Dans la nuit de mercredi à jeudi, deux golfs ont – justement – été endommagés, dans la région de Toulouse. Selon toute vraisemblance, un collectif d’écologistes est à l’origine de ces dégradations. Dans un contexte de sécheresse, « l’arrosage des greens, parcours et départs de golfs est autorisé par dérogation en raison du coût d’entretien de ces terrains très luxueux », dénonce le collectif écologiste Kirikou dans un communiqué. « Ce trou a été bouché, car son utilisation ne s’alignait pas avec le maintien d’un monde viable », pouvait-on lire sur une des pancartes placées sur un des deux parcours.

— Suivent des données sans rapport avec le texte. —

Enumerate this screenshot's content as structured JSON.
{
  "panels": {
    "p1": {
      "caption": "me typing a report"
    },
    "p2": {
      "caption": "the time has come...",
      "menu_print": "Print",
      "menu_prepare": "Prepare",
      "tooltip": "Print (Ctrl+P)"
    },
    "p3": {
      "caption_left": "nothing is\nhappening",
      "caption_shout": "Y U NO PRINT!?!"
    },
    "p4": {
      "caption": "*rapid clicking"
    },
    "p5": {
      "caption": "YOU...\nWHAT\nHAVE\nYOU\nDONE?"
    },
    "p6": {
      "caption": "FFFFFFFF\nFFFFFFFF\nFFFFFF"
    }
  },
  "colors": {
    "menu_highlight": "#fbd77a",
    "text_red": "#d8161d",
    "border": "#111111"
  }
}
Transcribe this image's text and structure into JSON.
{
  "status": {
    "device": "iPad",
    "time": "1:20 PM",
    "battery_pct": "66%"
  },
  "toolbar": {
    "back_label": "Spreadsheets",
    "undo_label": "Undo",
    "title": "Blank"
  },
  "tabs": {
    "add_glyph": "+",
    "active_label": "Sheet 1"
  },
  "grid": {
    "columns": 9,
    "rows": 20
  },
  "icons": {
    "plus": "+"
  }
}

Le directeur du golf de Garonne, Nicolas Astier, envisage de porter plainte. « Ce sont des personnes qui ne sont pas bien renseignées sur nos consommations d’eau : on n’arrose que les greens, c’est une surface qui ne représente que la moitié d’un terrain de football », déplore-t-il.

« Il faut faire en sorte que les plus gros consommateurs fassent les plus gros efforts », plaide-t-il. Face à une eau devenue denrée plus rare, « cela va nécessiter des compromis », ainsi qu’une gestion de l’eau « tout au long de l’année » et plus seulement l’été pendant les pénuries, fait valoir Thierry Burlot.